Si tratta di una scoperta molto importante, anche perché sulla Terra la maggior parte del metano è prodotto da fonti organiche, mentre per il metano marziano si ritiene sia stato prodotto da processi abiotici. I dati di Curiosity hanno così permesso di rilevare un ciclo stagionale che oscilla tra 0.24 e 0.65 parti per milione, con un picco sul finire dell’estate nell’emisfero settentrionale del pianeta. Questo fa pensare che il rilascio del metano in superficie sia dovuto ai cambiamenti stagionali di temperatura, che portano alla liberazione del gas immagazzinato nei cristalli a base di acqua detti “clatrati” che si trovano nel freddo sottosuolo marziano.

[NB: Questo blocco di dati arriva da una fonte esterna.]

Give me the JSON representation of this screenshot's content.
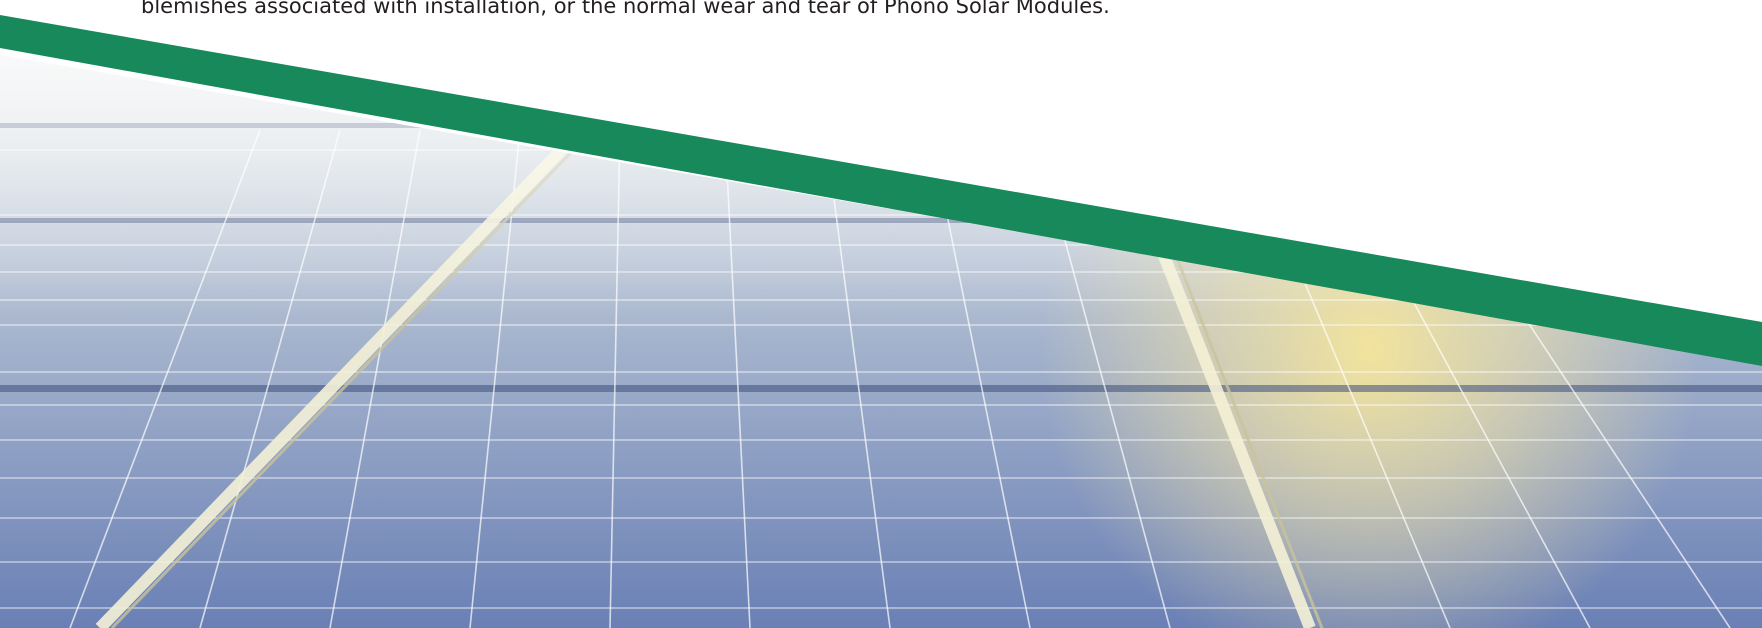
{
  "document": {
    "text_line": "blemishes associated with installation, or the normal wear and tear of Phono Solar Modules."
  },
  "colors": {
    "accent_green": "#17895a",
    "panel_blue": "#6f84b6",
    "panel_gray": "#c8d0dc",
    "sun_glare": "#f3e29a",
    "text": "#231f20"
  },
  "image": {
    "subject": "solar-panels-photo"
  }
}
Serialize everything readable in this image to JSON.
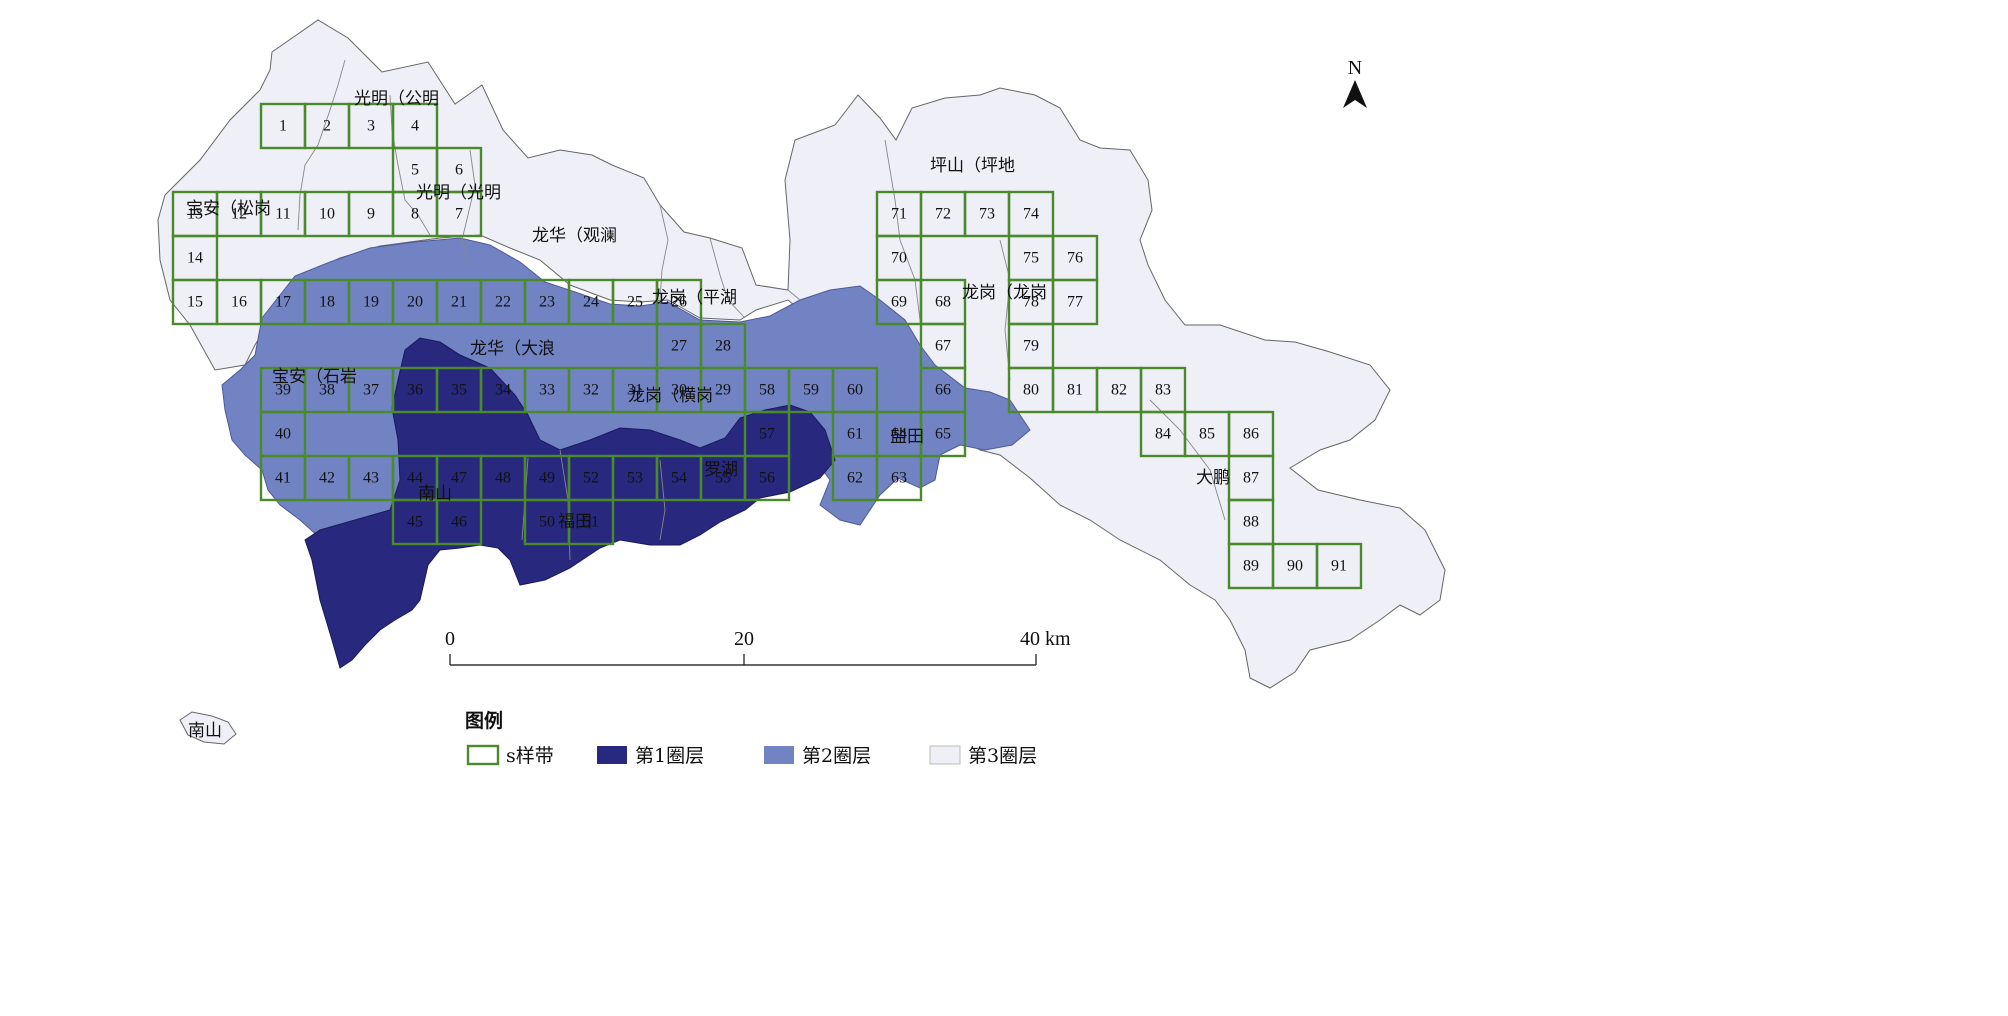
{
  "north_label": "N",
  "colors": {
    "sample_band": "#4a8a2a",
    "ring1": "#27287e",
    "ring2": "#7283c3",
    "ring3": "#eeeff7",
    "boundary": "#666666"
  },
  "district_labels": [
    "光明（公明",
    "光明（光明",
    "宝安（松岗",
    "龙华（观澜",
    "龙岗（平湖",
    "龙华（大浪",
    "宝安（石岩",
    "龙岗（横岗",
    "盐田",
    "南山",
    "福田",
    "罗湖",
    "坪山（坪地",
    "龙岗（龙岗",
    "大鹏",
    "南山"
  ],
  "sample_cells": [
    {
      "n": "1",
      "r": 0,
      "c": 2
    },
    {
      "n": "2",
      "r": 0,
      "c": 3
    },
    {
      "n": "3",
      "r": 0,
      "c": 4
    },
    {
      "n": "4",
      "r": 0,
      "c": 5
    },
    {
      "n": "5",
      "r": 1,
      "c": 5
    },
    {
      "n": "6",
      "r": 1,
      "c": 6
    },
    {
      "n": "7",
      "r": 2,
      "c": 6
    },
    {
      "n": "8",
      "r": 2,
      "c": 5
    },
    {
      "n": "9",
      "r": 2,
      "c": 4
    },
    {
      "n": "10",
      "r": 2,
      "c": 3
    },
    {
      "n": "11",
      "r": 2,
      "c": 2
    },
    {
      "n": "12",
      "r": 2,
      "c": 1
    },
    {
      "n": "13",
      "r": 2,
      "c": 0
    },
    {
      "n": "14",
      "r": 3,
      "c": 0
    },
    {
      "n": "15",
      "r": 4,
      "c": 0
    },
    {
      "n": "16",
      "r": 4,
      "c": 1
    },
    {
      "n": "17",
      "r": 4,
      "c": 2
    },
    {
      "n": "18",
      "r": 4,
      "c": 3
    },
    {
      "n": "19",
      "r": 4,
      "c": 4
    },
    {
      "n": "20",
      "r": 4,
      "c": 5
    },
    {
      "n": "21",
      "r": 4,
      "c": 6
    },
    {
      "n": "22",
      "r": 4,
      "c": 7
    },
    {
      "n": "23",
      "r": 4,
      "c": 8
    },
    {
      "n": "24",
      "r": 4,
      "c": 9
    },
    {
      "n": "25",
      "r": 4,
      "c": 10
    },
    {
      "n": "26",
      "r": 4,
      "c": 11
    },
    {
      "n": "27",
      "r": 5,
      "c": 11
    },
    {
      "n": "28",
      "r": 5,
      "c": 12
    },
    {
      "n": "29",
      "r": 6,
      "c": 12
    },
    {
      "n": "30",
      "r": 6,
      "c": 11
    },
    {
      "n": "31",
      "r": 6,
      "c": 10
    },
    {
      "n": "32",
      "r": 6,
      "c": 9
    },
    {
      "n": "33",
      "r": 6,
      "c": 8
    },
    {
      "n": "34",
      "r": 6,
      "c": 7
    },
    {
      "n": "35",
      "r": 6,
      "c": 6
    },
    {
      "n": "36",
      "r": 6,
      "c": 5
    },
    {
      "n": "37",
      "r": 6,
      "c": 4
    },
    {
      "n": "38",
      "r": 6,
      "c": 3
    },
    {
      "n": "39",
      "r": 6,
      "c": 2
    },
    {
      "n": "40",
      "r": 7,
      "c": 2
    },
    {
      "n": "41",
      "r": 8,
      "c": 2
    },
    {
      "n": "42",
      "r": 8,
      "c": 3
    },
    {
      "n": "43",
      "r": 8,
      "c": 4
    },
    {
      "n": "44",
      "r": 8,
      "c": 5
    },
    {
      "n": "47",
      "r": 8,
      "c": 6
    },
    {
      "n": "48",
      "r": 8,
      "c": 7
    },
    {
      "n": "49",
      "r": 8,
      "c": 8
    },
    {
      "n": "52",
      "r": 8,
      "c": 9
    },
    {
      "n": "53",
      "r": 8,
      "c": 10
    },
    {
      "n": "54",
      "r": 8,
      "c": 11
    },
    {
      "n": "55",
      "r": 8,
      "c": 12
    },
    {
      "n": "56",
      "r": 8,
      "c": 13
    },
    {
      "n": "45",
      "r": 9,
      "c": 5
    },
    {
      "n": "46",
      "r": 9,
      "c": 6
    },
    {
      "n": "50",
      "r": 9,
      "c": 8
    },
    {
      "n": "51",
      "r": 9,
      "c": 9
    },
    {
      "n": "57",
      "r": 7,
      "c": 13
    },
    {
      "n": "58",
      "r": 6,
      "c": 13
    },
    {
      "n": "59",
      "r": 6,
      "c": 14
    },
    {
      "n": "60",
      "r": 6,
      "c": 15
    },
    {
      "n": "61",
      "r": 7,
      "c": 15
    },
    {
      "n": "62",
      "r": 8,
      "c": 15
    },
    {
      "n": "63",
      "r": 8,
      "c": 16
    },
    {
      "n": "64",
      "r": 7,
      "c": 16
    },
    {
      "n": "65",
      "r": 7,
      "c": 17
    },
    {
      "n": "66",
      "r": 6,
      "c": 17
    },
    {
      "n": "67",
      "r": 5,
      "c": 17
    },
    {
      "n": "68",
      "r": 4,
      "c": 17
    },
    {
      "n": "69",
      "r": 4,
      "c": 16
    },
    {
      "n": "70",
      "r": 3,
      "c": 16
    },
    {
      "n": "71",
      "r": 2,
      "c": 16
    },
    {
      "n": "72",
      "r": 2,
      "c": 17
    },
    {
      "n": "73",
      "r": 2,
      "c": 18
    },
    {
      "n": "74",
      "r": 2,
      "c": 19
    },
    {
      "n": "75",
      "r": 3,
      "c": 19
    },
    {
      "n": "76",
      "r": 3,
      "c": 20
    },
    {
      "n": "77",
      "r": 4,
      "c": 20
    },
    {
      "n": "78",
      "r": 4,
      "c": 19
    },
    {
      "n": "79",
      "r": 5,
      "c": 19
    },
    {
      "n": "80",
      "r": 6,
      "c": 19
    },
    {
      "n": "81",
      "r": 6,
      "c": 20
    },
    {
      "n": "82",
      "r": 6,
      "c": 21
    },
    {
      "n": "83",
      "r": 6,
      "c": 22
    },
    {
      "n": "84",
      "r": 7,
      "c": 22
    },
    {
      "n": "85",
      "r": 7,
      "c": 23
    },
    {
      "n": "86",
      "r": 7,
      "c": 24
    },
    {
      "n": "87",
      "r": 8,
      "c": 24
    },
    {
      "n": "88",
      "r": 9,
      "c": 24
    },
    {
      "n": "89",
      "r": 10,
      "c": 24
    },
    {
      "n": "90",
      "r": 10,
      "c": 25
    },
    {
      "n": "91",
      "r": 10,
      "c": 26
    }
  ],
  "scale": {
    "ticks": [
      "0",
      "20",
      "40 km"
    ]
  },
  "legend": {
    "title": "图例",
    "items": [
      {
        "label": "s样带",
        "key": "sample_band"
      },
      {
        "label": "第1圈层",
        "key": "ring1"
      },
      {
        "label": "第2圈层",
        "key": "ring2"
      },
      {
        "label": "第3圈层",
        "key": "ring3"
      }
    ]
  }
}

Da Curiosity al futuro: c’è stata vita?
Nel corso degli anni di attività il rover Curiosity ha permesso la scoperta di molte caratteristiche del suolo e del sottosuolo marziano, dimostrando l’esistenza dei mattoni della vita, una condizione che insieme all’acqua allo stato liquido fa pensare che il suolo di Marte fosse in passato popolato. Se così non fosse, la loro presenza sarà fondamentale per il supporto alla vita delle popolazioni terrestre che cercheranno di colonizzarlo. Michael Meyer, scienziato a capo del del Mars Exploration Program della NASA, ha spiegato:
“Questi sono segni della possibile vita su Marte? Noi non lo sappiamo ancora, ma questi risultati ci dicono che siamo sulla strada giusta”.
Proprio sul lavoro e sui successi del rover Curiosity infatti si preparano le future missioni di esplorazione del pianeta rosso. Nei prossimi anni infatti la NASA lancerà il rover Mars 2020, mentre l’ESA si prepara al lancio della missione ExoMars. Due missioni il cui obiettivo sarà quello di perforare in profondità il suolo marziano e di studiarne sia la superficie che il sottosuolo a caccia anche di altri composti organici, che potranno finalmente rispondere alle domande che da tempo tormenta gli scienziati: Marte era abitabile 3,5 miliardi di anni fa o lo sarà per l’uomo in futuro?